With this in mind, what do you think is currently the "best" CT program, and how effective is it?
2. I'd be interested in seeing the measures that the studies used to measure life satisfaction, depression, and subjective well-being.
I'm especially interested in the measurement of life satisfaction. My impression is that the most commonly used life satisfaction measure (this one) might lead to an overestimation of the relationship between CTs and life satisfaction. I think two (of the five) the items could prime people to think more about their material conditions than their "happiness." Items listed below:
I have no data to suggest that this is true, so I'm very open to being wrong. Maybe these don't prime people toward thinking in material/economic terms at all. But if they do, I think they could inflate the effect size of CT programs on life satisfaction (relative to the effect size that would be found if we used a measure of life satisfaction that was less likely to prime people to think materialistically).
Also, a few minor things I noticed:
1. "The average effect size (Cohen’s d) of 38 CT studies on our composite outcome of MH and SWB is 0.10 standard deviations (SDs) (95% CI: 0.8, 0.13)."
I believe there might be a typo here-- was it supposed to be "0.08, 0.13"?
2. I believe there are two "Figure 5"s-- the forest plot should probably be Figure 6.
Best of luck with next steps-- looking forward to seeing analyses of other kinds of interventions!
Hi Akash, It's been a few months since your comment but I'm replying in case its still useful.

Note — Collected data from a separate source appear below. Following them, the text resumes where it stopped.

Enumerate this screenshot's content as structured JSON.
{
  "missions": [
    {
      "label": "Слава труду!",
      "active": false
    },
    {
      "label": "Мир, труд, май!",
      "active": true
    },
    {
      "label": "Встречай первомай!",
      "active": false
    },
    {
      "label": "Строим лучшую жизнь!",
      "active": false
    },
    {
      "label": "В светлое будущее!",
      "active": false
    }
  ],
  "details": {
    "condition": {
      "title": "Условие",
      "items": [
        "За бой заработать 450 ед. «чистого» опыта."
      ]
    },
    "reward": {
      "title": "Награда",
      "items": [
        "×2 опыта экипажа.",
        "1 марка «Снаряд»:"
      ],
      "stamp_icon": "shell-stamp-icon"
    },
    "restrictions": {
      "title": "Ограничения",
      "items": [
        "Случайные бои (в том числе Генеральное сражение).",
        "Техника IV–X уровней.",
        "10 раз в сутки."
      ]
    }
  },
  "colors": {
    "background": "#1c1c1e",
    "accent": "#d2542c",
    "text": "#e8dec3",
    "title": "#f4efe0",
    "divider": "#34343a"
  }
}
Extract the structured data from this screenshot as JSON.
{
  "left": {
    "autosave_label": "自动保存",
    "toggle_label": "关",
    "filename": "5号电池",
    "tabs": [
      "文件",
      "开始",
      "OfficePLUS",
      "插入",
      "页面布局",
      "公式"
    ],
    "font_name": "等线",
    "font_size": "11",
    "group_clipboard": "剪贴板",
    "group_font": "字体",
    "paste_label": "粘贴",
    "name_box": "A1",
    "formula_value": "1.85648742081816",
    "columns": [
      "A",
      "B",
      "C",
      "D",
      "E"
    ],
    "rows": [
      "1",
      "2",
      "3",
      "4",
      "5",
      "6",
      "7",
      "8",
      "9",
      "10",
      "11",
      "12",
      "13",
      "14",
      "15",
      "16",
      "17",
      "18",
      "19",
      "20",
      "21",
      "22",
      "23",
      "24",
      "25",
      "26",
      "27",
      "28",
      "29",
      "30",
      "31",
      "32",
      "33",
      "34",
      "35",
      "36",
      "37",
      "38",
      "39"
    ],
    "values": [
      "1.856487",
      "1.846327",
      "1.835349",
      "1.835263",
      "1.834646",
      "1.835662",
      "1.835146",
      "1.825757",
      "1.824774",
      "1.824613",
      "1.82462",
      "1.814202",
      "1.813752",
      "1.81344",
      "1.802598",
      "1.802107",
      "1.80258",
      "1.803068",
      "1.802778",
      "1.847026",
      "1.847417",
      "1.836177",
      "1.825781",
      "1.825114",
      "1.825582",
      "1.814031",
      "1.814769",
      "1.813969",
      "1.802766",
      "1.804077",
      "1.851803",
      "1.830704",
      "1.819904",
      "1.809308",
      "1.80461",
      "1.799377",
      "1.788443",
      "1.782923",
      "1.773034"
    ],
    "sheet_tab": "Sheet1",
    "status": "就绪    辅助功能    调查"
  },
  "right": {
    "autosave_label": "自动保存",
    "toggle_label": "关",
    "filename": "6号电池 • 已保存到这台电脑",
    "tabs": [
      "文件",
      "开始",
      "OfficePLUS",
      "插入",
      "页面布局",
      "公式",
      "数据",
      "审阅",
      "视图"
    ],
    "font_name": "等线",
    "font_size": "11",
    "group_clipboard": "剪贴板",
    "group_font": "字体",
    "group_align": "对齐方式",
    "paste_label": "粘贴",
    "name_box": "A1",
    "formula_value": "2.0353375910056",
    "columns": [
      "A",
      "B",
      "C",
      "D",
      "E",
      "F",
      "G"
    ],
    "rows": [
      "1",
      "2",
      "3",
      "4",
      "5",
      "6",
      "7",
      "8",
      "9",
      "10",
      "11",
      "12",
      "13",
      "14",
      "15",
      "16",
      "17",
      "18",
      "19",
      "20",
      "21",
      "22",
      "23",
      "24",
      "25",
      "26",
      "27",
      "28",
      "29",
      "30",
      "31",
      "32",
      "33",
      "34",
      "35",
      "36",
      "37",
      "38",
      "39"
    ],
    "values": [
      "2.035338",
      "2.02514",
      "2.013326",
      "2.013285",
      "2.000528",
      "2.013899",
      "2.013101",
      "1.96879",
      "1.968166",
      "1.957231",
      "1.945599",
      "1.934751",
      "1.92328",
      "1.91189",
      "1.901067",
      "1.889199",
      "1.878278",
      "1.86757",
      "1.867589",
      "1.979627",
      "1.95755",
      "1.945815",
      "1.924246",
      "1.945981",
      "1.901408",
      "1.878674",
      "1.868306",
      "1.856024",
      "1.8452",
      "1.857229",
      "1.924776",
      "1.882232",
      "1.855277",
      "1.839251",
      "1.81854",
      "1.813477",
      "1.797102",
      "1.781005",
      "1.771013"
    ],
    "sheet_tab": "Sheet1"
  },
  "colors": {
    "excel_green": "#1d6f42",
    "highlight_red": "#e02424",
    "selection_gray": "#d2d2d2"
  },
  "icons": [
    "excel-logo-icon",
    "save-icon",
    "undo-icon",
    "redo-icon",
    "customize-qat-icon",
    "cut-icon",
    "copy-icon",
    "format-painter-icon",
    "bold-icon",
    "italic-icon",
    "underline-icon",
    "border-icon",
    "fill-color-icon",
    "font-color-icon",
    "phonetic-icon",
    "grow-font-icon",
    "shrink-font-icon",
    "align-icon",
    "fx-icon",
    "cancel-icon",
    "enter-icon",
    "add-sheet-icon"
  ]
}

General note is that I am, for at least the next year, mostly staying away from comparing programs and instead will compare interventions. Hopefully one can estimate the impacts of a program from the work I do modeling interventions.
That being said let me try and answer your question.
One of the reasons why CTs make an elegant benchmark is there are relatively few moving parts on both ends. You inform someone they will receive cash. They then do what needs to be done to receive it, which at most means walking a long long ways. The issues with "quality" seem to arise primarily from A. How convenient they make it. and B. whether the provider reliably follow through with the transfers. Biggest variation I'm concerned with comes with administrative costs as share of the CT, which we still have very little information on. But that's a factor on the cost not effect side of things.
From this simple description, I expect the programs that do best are those that use digital or otherwise automatic transfers AND are reliable. I don't think this is situation where the best is 10x as good as average, I'm not sure there's enough play in the system (however 3-5x variation in cost effectiveness seems possible).
I think GiveDirectly is a good program and quite a bit better than the average government unconditional CT (can put a number on that in private if you'd like). I'm not saying it's the "best" because as I started this comment by saying, I'm not actively searching for the best program right now. I have some ideas for how we'd quickly compare programs though, I'd be happy to talk about that in private.
However, I can't help but comment that there are some hard to quantify factors I haven't incorporated that could favor government programs .For instance, there's evidence that CTs when reliably ran can increase trust in governments.
But the decision maker isn't always a donor. It may be a mid-level bureaucrat that can allocate money between programs, in which case intervention level analyses could be useful.
I agree. It may be worth it to roughly classify the "materialness" of different measures and see if that predicts larger effects of a cash transfer.